23.5.16

L'anatema. Lettera aperta al senatore Giorgio Napolitano

Egregio senatore Napolitano,
a quanto sento, in una trasmissione di grande ascolto, ella ha stigmatizzato quanti motivano il proprio No all'imminente referendum come "difesa della Costituzione".
Immagino le sue motivazioni: modificare la Costituzione, anche in punti significativi, seguendo le procedure previste dalla stessa Costituzione, incluso il finale referendum confermativo, non vuol dire affatto attaccarla.

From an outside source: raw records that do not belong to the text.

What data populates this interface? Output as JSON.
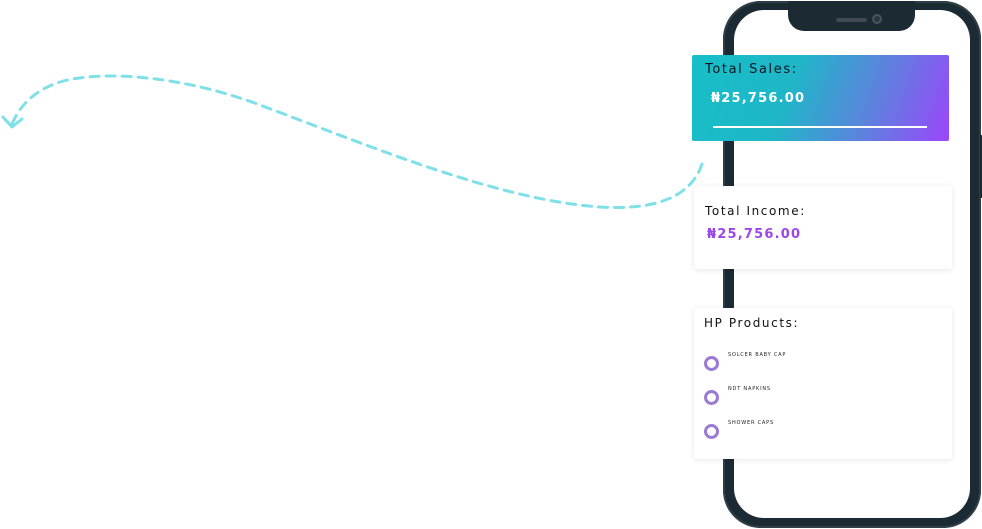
{
  "total_sales": {
    "title": "Total Sales:",
    "value": "₦25,756.00"
  },
  "total_income": {
    "title": "Total Income:",
    "value": "₦25,756.00"
  },
  "products": {
    "title": "HP Products:",
    "items": [
      {
        "label": "SOLCER  BABY CAP"
      },
      {
        "label": "NDT NAPKINS"
      },
      {
        "label": "SHOWER CAPS"
      }
    ]
  },
  "colors": {
    "accent_purple": "#9b46e8",
    "gradient_start": "#17bfc7",
    "gradient_end": "#9b46fb",
    "dashed_line": "#7fe0e8",
    "phone_frame": "#1c2a33"
  }
}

Ma la prego di riflettere su due punti.
La riforma viene approvata da un Parlamento in cui la Corte Costituzione individua un vizio di origine: una legge elettorale che concede un premio molto alto e non consente al cittadino elettore di intervenire nella scelta dei parlamentari. Sappiamo bene che la stessa corte riconosce come valide le deliberazioni assunte da tutti i Parlamenti eletti con la legge contestata, il cosiddetto "Porcellum", motivando con la necessità di non creare vuoti; ma sarebbe stato opportuno che un parlamento siffatto, dopo la sentenza della Corte, si astenesse da interventi sulla Costituzione, specie così drastici e ampi. Peraltro la riforma costituzionale nasce, violando una prassi consolidata, non da una iniziativa parlamentare, ma da un testo del governo, quel governo che - fin dal tempo della Costituente - era stato saggiamente tenuto fuori dal dibattito costituzionale. E il governo non sì è limitato a presentare un testo, ma ha ripetutamente favorito l'iter positivo con gravi forzature regolamentari. Già questo potrebbe giustificare l'idea, opinabile certo, di un attacco alla Costituzione: ma in una campagna referendaria anche le opinioni hanno libero corso senza veti (tipo il suo "Nessuno dica...").

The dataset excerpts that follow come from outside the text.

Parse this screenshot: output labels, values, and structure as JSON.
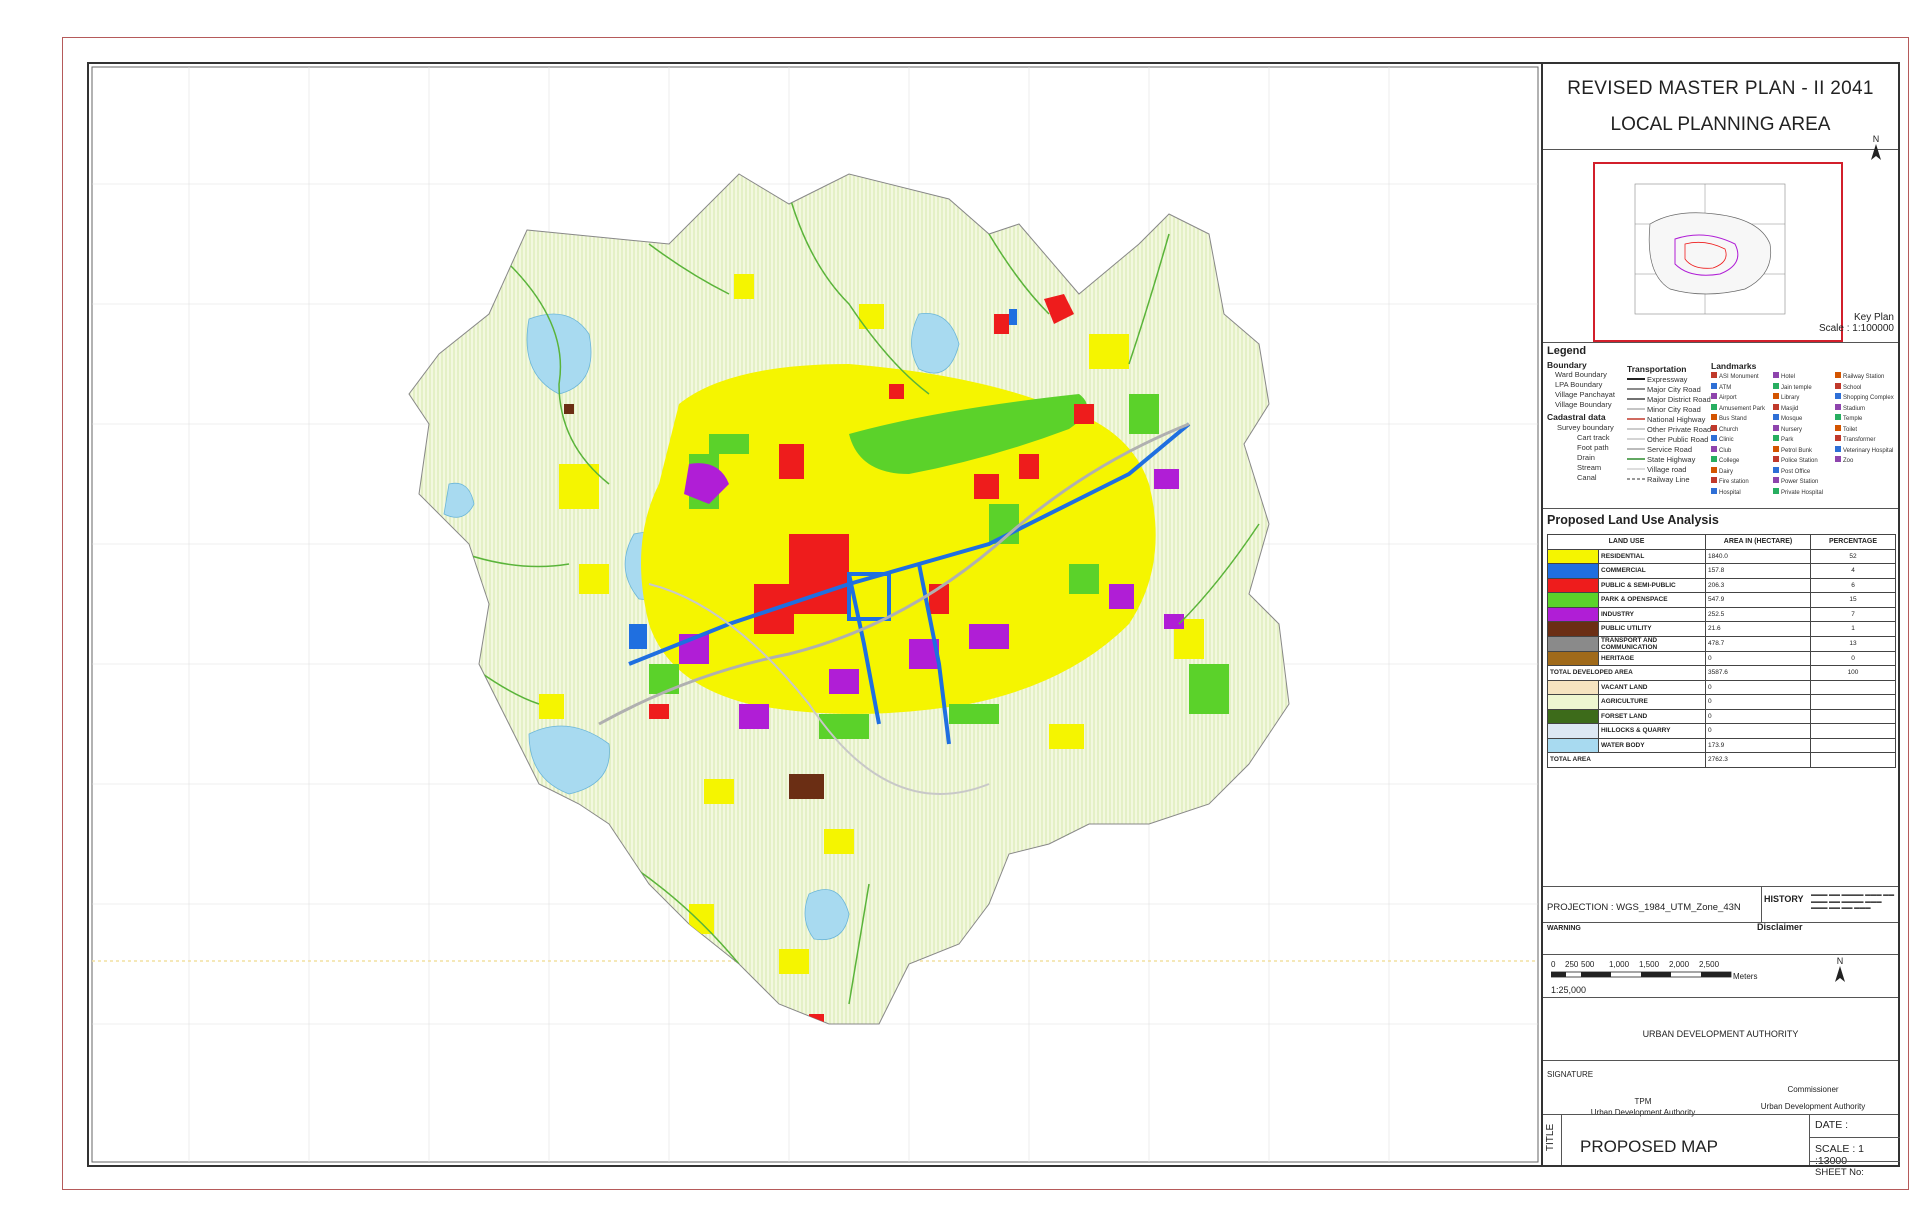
{
  "header": {
    "title": "REVISED MASTER PLAN - II 2041",
    "subtitle": "LOCAL PLANNING AREA"
  },
  "keyplan": {
    "north": "N",
    "label": "Key Plan",
    "scale": "Scale : 1:100000"
  },
  "legend": {
    "title": "Legend",
    "boundary": {
      "heading": "Boundary",
      "items": [
        "Ward Boundary",
        "LPA Boundary",
        "Village Panchayat",
        "Village Boundary"
      ]
    },
    "cadastral": {
      "heading": "Cadastral data",
      "items": [
        "Survey boundary",
        "Cart track",
        "Foot path",
        "Drain",
        "Stream",
        "Canal"
      ]
    },
    "transportation": {
      "heading": "Transportation",
      "items": [
        "Expressway",
        "Major City Road",
        "Major District Road",
        "Minor City Road",
        "National Highway",
        "Other Private Road",
        "Other Public Road",
        "Service Road",
        "State Highway",
        "Village road",
        "Railway Line"
      ]
    },
    "landmarks": {
      "heading": "Landmarks",
      "items": [
        "ASI Monument",
        "ATM",
        "Airport",
        "Amusement Park",
        "Bus Stand",
        "Church",
        "Clinic",
        "Club",
        "College",
        "Dairy",
        "Fire station",
        "Hospital",
        "Hotel",
        "Jain temple",
        "Library",
        "Masjid",
        "Mosque",
        "Nursery",
        "Park",
        "Petrol Bunk",
        "Police Station",
        "Post Office",
        "Power Station",
        "Private Hospital",
        "Railway Station",
        "School",
        "Shopping Complex",
        "Stadium",
        "Temple",
        "Toilet",
        "Transformer",
        "Veterinary Hospital",
        "Zoo"
      ]
    }
  },
  "land_use": {
    "title": "Proposed Land Use Analysis",
    "headers": [
      "LAND USE",
      "AREA IN (HECTARE)",
      "PERCENTAGE"
    ],
    "rows": [
      {
        "name": "RESIDENTIAL",
        "area": "1840.0",
        "pct": "52",
        "color": "#f5f500"
      },
      {
        "name": "COMMERCIAL",
        "area": "157.8",
        "pct": "4",
        "color": "#1f6fe0"
      },
      {
        "name": "PUBLIC & SEMI-PUBLIC",
        "area": "206.3",
        "pct": "6",
        "color": "#ee1c1c"
      },
      {
        "name": "PARK & OPENSPACE",
        "area": "547.9",
        "pct": "15",
        "color": "#5bd22a"
      },
      {
        "name": "INDUSTRY",
        "area": "252.5",
        "pct": "7",
        "color": "#b01ed6"
      },
      {
        "name": "PUBLIC UTILITY",
        "area": "21.6",
        "pct": "1",
        "color": "#6b2e14"
      },
      {
        "name": "TRANSPORT AND COMMUNICATION",
        "area": "478.7",
        "pct": "13",
        "color": "#8a8a8a"
      },
      {
        "name": "HERITAGE",
        "area": "0",
        "pct": "0",
        "color": "#a06a1a"
      }
    ],
    "total_developed": {
      "name": "TOTAL DEVELOPED AREA",
      "area": "3587.6",
      "pct": "100"
    },
    "other_rows": [
      {
        "name": "VACANT LAND",
        "area": "0",
        "pct": "",
        "color": "#f6e4c0"
      },
      {
        "name": "AGRICULTURE",
        "area": "0",
        "pct": "",
        "color": "#eef6d0"
      },
      {
        "name": "FORSET LAND",
        "area": "0",
        "pct": "",
        "color": "#3d6b1a"
      },
      {
        "name": "HILLOCKS & QUARRY",
        "area": "0",
        "pct": "",
        "color": "#dde8f3"
      },
      {
        "name": "WATER BODY",
        "area": "173.9",
        "pct": "",
        "color": "#a8daf0"
      }
    ],
    "total_area": {
      "name": "TOTAL AREA",
      "area": "2762.3"
    }
  },
  "projection": {
    "label": "PROJECTION : WGS_1984_UTM_Zone_43N",
    "history_label": "HISTORY",
    "disclaimer_label": "Disclaimer",
    "warning_label": "WARNING"
  },
  "scalebar": {
    "ticks": [
      "0",
      "250",
      "500",
      "1,000",
      "1,500",
      "2,000",
      "2,500"
    ],
    "unit": "Meters",
    "ratio": "1:25,000",
    "north": "N"
  },
  "authority": "URBAN DEVELOPMENT AUTHORITY",
  "signature": {
    "heading": "SIGNATURE",
    "left_title": "TPM",
    "left_org": "Urban Development Authority",
    "right_title": "Commissioner",
    "right_org": "Urban Development Authority"
  },
  "titleblock": {
    "vertical_label": "TITLE",
    "name": "PROPOSED MAP",
    "date": "DATE :",
    "scale": "SCALE : 1 :13000",
    "sheet": "SHEET No:"
  },
  "colors": {
    "residential": "#f5f500",
    "commercial": "#1f6fe0",
    "public": "#ee1c1c",
    "park": "#5bd22a",
    "industry": "#b01ed6",
    "utility": "#6b2e14",
    "transport": "#8a8a8a",
    "water": "#a8daf0",
    "agriculture": "#eef6d0",
    "frame": "#b55a5a",
    "keyplan_border": "#d21f2b"
  }
}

Ma c'è un'altra ragione che motiva quel NO: il combinato disposto di questa riforma con la nuova legge elettorale prefigura un mostro giuridico, un iperpresidenzialismo surrettizio che riduce fortemente il potere degli organi di garanzia e che stravolge gli equilibri previsti dalla Costituzione del 1948, approvata - come lei sa - con largo margine, proprio mentre cominciava la guerra fredda e lo scontro politico diventava durissimo.
Il sistema che risulta da questa doppia riforma assomiglia alla democrazia autoritaria di alcuni paesi del Sud America e dell'Europa Orientale, interni o esterni all'Unione Europea, come la Russia. E' particolarmente preoccupante l'idea che dalle elezioni debba uscire comunque un governo e che esso governo debba avere una inattaccabile maggioranza parlamentare, a prescindere dalla quantità di voti ricevuti. Questo pone l'Italia fuori dai modelli occidentali, ove, quando necessario, si ricorre a governi di coalizione o - nel caso dei regimi presidenziali - gli esecutivi possono non avere con se preventivamente la maggioranza parlamentare.

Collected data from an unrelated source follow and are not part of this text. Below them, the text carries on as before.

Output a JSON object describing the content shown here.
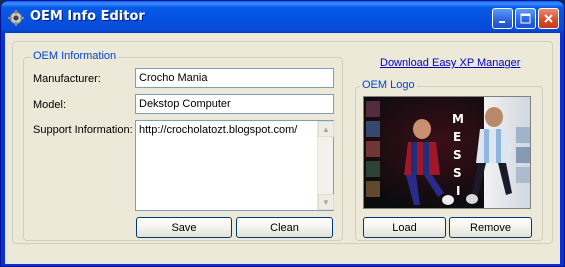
{
  "window": {
    "title": "OEM Info Editor",
    "colors": {
      "title_bar": "#0a5ef5",
      "client": "#ece9d8",
      "group_title": "#0046d5",
      "link": "#0000cc"
    },
    "controls": {
      "minimize": "minimize-icon",
      "maximize": "maximize-icon",
      "close": "close-icon"
    }
  },
  "oem_info": {
    "group_title": "OEM Information",
    "manufacturer_label": "Manufacturer:",
    "manufacturer_value": "Crocho Mania",
    "model_label": "Model:",
    "model_value": "Dekstop Computer",
    "support_label": "Support Information:",
    "support_value": "http://crocholatozt.blogspot.com/",
    "save_label": "Save",
    "clean_label": "Clean"
  },
  "download_link": "Download Easy XP Manager",
  "oem_logo": {
    "group_title": "OEM Logo",
    "logo_text": "MESSI",
    "load_label": "Load",
    "remove_label": "Remove"
  }
}
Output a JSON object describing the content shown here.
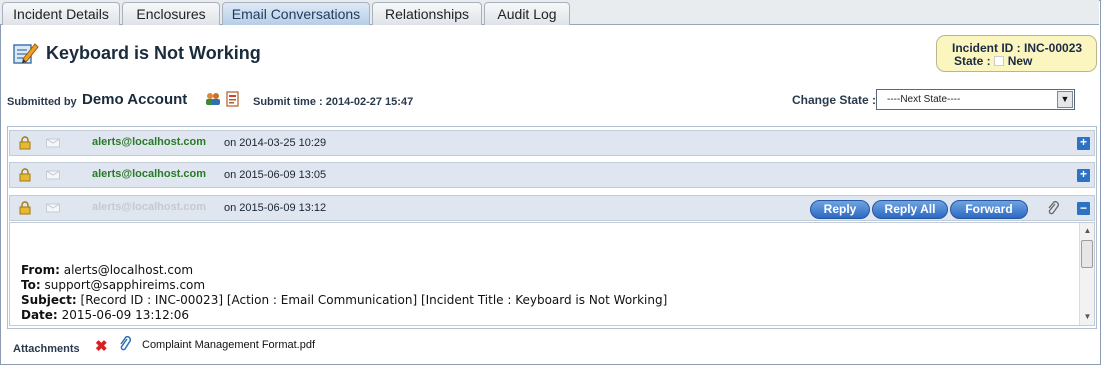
{
  "tabs": [
    {
      "label": "Incident Details",
      "active": false
    },
    {
      "label": "Enclosures",
      "active": false
    },
    {
      "label": "Email Conversations",
      "active": true
    },
    {
      "label": "Relationships",
      "active": false
    },
    {
      "label": "Audit Log",
      "active": false
    }
  ],
  "incident": {
    "title": "Keyboard is Not Working",
    "id_label": "Incident ID",
    "id_value": "INC-00023",
    "state_label": "State",
    "state_value": "New"
  },
  "submission": {
    "submitted_by_label": "Submitted by",
    "account": "Demo Account",
    "submit_time_label": "Submit time :",
    "submit_time": "2014-02-27 15:47"
  },
  "change_state": {
    "label": "Change State :",
    "selected": "----Next State----"
  },
  "messages": [
    {
      "from": "alerts@localhost.com",
      "on": "on 2014-03-25 10:29",
      "expanded": false
    },
    {
      "from": "alerts@localhost.com",
      "on": "on 2015-06-09 13:05",
      "expanded": false
    },
    {
      "from": "alerts@localhost.com",
      "on": "on 2015-06-09 13:12",
      "expanded": true
    }
  ],
  "actions": {
    "reply": "Reply",
    "reply_all": "Reply All",
    "forward": "Forward"
  },
  "email": {
    "from_label": "From:",
    "from": "alerts@localhost.com",
    "to_label": "To:",
    "to": "support@sapphireims.com",
    "subject_label": "Subject:",
    "subject": "[Record ID : INC-00023] [Action : Email Communication] [Incident Title : Keyboard is Not Working]",
    "date_label": "Date:",
    "date": "2015-06-09 13:12:06"
  },
  "attachments": {
    "label": "Attachments",
    "files": [
      "Complaint Management Format.pdf"
    ]
  },
  "colors": {
    "accent_blue": "#2d69c4",
    "sender_green": "#2a7a2a",
    "id_box_bg": "#fbf6c0"
  }
}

Egregio senatore, in questo caso, votare NO mi sembra proprio difendere la Costituzione, nei suoi fondamenti. Vorrei aggiungere che mi meraviglio fortemente del suo appoggio ad una riforma così radicale e così poco condivisa. Io la ricordo a citare Togliatti che considerava la Costituzione "un patto stretto tra la grande maggioranza del popolo italiano e destinato a durare per una lunga fase della sua vita". Adesso, ammesso che la riforma superi il vaglio referendario, essa sarebbe una riforma imposta da una piccola maggioranza a una parte molto consistente del popolo. Lei ha il diritto di cambiare radicalmente idea e di ritenere indispensabili (a chi?) le forzature maggioritarie: io continuo a pensare che in una democrazia costituzionale avere un'ampia opposizione "anticostituzionale" non è la migliore delle condizioni, quella che consente la serenità del dibattito civile, la scelta di legislatori e governanti efficaci ed efficienti, in primo luogo perché autorevoli e sostenuti dal consenso.
E' difficile che le giunga questo messaggio ed è ancora più difficile che, una volta giunto, possa convincerla a modificare le sue opinioni. A me basterebbe stimolarla a smetterla con codesti assurdi anatemi.